São os cálculos epidemiológicos que informam sobre quais são os fatores de risco: a comida gordurosa, as tentações ricas em colesterol, a fumaça de cigarro. Portanto, as informações epidemiológicas comunicam quais são as portas que devem ser obstruídas à entrada da morte. Em termos metafóricos, podemos dizer que a Medicina, apoiada pelo método epidemiológico, é o alquimista que possui a pedra filosofal. Ela sustenta possuir o poder de transformar a incerteza em auto-segurança, é a autoridade que aprova (ou desaprova) a forma como cada indivíduo deve viver, uma forma que constantemente derrete e se transforma em novas formas igualmente líquidas, transitórias (LUIZ; COHN, 2006).

A “era da genética” traz novas mudanças de foco das estratégias regulatórias que vão levar à substituição do discurso sobre grupos de risco pelo das suscetibilidades individuais (ROSE, 2001). Na modalidade de suscetibilidade genética, o risco biomédico torna-se progressivamente individualizado e clínico (M. J. SPINK, 2007a).

A crescente molecularização da saúde, baseada em vigilância continuada de indicadores (clínicos e genéticos) por todos nós, é conseqüência de fatores diversos, entre eles o próprio avanço da tecnologia médica e a tendência neoliberal à minimização das funções do Estado. Mas aponta igualmente para mudanças na forma como o Estado se posiciona perante a saúde: nas palavras de Rose (2001, p. 6), a biopolítica se transforma em bioeconomia:

Hoje, porém, o argumento para o interesse político na saúde da população já não se coloca mais em termos das conseqüências da falta de saúde (unfitness) da população como um todo orgânico para a luta entre nações.

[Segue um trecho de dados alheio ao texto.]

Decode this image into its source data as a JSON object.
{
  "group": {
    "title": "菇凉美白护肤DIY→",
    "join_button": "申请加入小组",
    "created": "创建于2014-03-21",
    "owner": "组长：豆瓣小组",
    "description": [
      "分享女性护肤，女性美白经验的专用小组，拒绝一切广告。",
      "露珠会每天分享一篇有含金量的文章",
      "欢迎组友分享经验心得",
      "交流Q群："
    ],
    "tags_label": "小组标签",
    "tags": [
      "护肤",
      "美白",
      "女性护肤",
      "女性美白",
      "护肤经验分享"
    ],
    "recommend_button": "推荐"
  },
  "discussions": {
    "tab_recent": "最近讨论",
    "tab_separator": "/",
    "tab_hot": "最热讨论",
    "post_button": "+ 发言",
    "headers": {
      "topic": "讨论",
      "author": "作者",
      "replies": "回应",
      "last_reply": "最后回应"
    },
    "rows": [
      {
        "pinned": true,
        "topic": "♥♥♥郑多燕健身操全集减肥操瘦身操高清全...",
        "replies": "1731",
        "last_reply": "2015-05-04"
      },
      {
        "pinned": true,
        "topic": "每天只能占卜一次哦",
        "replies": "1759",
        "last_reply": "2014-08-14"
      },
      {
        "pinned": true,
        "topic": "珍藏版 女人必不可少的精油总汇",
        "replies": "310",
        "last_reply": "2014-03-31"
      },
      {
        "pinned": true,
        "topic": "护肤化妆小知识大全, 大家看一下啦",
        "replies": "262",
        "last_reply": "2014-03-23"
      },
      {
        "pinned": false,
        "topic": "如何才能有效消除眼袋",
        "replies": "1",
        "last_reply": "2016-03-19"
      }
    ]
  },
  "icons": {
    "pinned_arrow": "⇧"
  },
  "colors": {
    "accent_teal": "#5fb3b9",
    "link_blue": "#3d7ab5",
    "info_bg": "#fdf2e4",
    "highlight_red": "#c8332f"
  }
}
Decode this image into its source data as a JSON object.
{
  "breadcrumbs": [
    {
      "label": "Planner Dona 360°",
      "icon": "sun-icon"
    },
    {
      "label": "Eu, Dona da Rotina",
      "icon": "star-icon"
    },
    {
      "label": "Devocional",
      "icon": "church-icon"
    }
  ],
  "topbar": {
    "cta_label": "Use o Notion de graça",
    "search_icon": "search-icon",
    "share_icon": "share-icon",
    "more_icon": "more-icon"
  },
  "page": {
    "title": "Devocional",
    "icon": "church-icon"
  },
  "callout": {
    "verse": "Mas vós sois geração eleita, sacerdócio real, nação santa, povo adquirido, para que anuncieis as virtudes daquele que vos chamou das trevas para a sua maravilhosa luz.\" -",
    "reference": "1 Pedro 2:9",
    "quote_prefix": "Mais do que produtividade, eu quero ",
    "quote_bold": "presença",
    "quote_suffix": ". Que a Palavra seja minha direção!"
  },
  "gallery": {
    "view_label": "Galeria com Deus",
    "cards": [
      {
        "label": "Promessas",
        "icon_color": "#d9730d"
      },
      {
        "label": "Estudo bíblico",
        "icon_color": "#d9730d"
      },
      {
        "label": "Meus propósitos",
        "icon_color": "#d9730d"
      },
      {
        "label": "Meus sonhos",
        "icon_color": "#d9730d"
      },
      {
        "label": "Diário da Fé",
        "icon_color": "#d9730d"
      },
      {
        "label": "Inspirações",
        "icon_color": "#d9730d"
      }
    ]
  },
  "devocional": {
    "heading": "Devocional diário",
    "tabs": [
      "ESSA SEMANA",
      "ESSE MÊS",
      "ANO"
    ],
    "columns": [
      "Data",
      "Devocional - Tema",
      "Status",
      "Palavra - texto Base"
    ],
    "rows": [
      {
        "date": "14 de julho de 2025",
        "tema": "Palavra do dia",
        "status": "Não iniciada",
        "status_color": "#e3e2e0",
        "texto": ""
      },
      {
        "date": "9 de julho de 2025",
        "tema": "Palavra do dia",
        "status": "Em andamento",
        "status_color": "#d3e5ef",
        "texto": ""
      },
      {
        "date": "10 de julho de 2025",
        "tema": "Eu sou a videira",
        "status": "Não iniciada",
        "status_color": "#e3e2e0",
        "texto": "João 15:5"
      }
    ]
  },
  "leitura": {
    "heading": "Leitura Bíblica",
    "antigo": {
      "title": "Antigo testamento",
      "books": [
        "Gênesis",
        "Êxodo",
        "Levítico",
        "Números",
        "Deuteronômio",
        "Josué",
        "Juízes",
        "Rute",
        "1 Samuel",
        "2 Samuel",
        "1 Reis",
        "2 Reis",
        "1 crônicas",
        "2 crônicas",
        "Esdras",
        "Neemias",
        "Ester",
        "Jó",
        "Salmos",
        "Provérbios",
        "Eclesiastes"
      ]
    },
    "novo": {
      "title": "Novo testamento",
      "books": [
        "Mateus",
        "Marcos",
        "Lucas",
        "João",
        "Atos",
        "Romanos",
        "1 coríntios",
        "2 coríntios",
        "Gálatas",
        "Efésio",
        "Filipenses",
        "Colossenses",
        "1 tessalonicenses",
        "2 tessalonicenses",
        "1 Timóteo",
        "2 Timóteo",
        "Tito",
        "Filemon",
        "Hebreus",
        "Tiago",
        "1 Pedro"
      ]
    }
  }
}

Ao invés disso, é colocado em termos econômicos – os custos da doença (ill-health) em termos de dias perdidos de trabalho ou aumento das

contribuições previdenciárias – ou em termos morais – o imperativo de reduzir as desigualdades em saúde.

Em suma, o Estado perde sua função pastoral– forma de poder voltada ao bem-estar do rebanho como um todo (Cf. FOUCAULT, 1999). Ou melhor, a função pastoral deixa de ser unidirecional (do pastor para o rebanho) para tornar-se relacional (com a conseqüente imposição da comunicação sobre riscos e dos consentimentos informados). Retém a responsabilidade adquirida nos séculos XVIII e XIX pelas condições gerais de saúde da população (controle da qualidade dos alimentos, saneamento, controle das epidemias), mas procura livrar-se das responsabilidades adquiridas no início do século XX, ou seja, as de assegurar os indivíduos diante das doenças e acidentes. Vê-se, portanto, como aponta Rose (2001), uma intensificação das estratégias preventivas, relacionada, por exemplo, com o “estilo de vida”, lado-a-lado ao fortalecimento da indústria de seguros (de vida, de saúde) e das obrigações de cada um de nós pela manutenção da saúde. “Todo cidadão deve agora tornar-se um parceiro ativo na busca da saúde, aceitando sua responsabilidade por assegurar seu bem-estar” (ROSE, 2001, p. 6).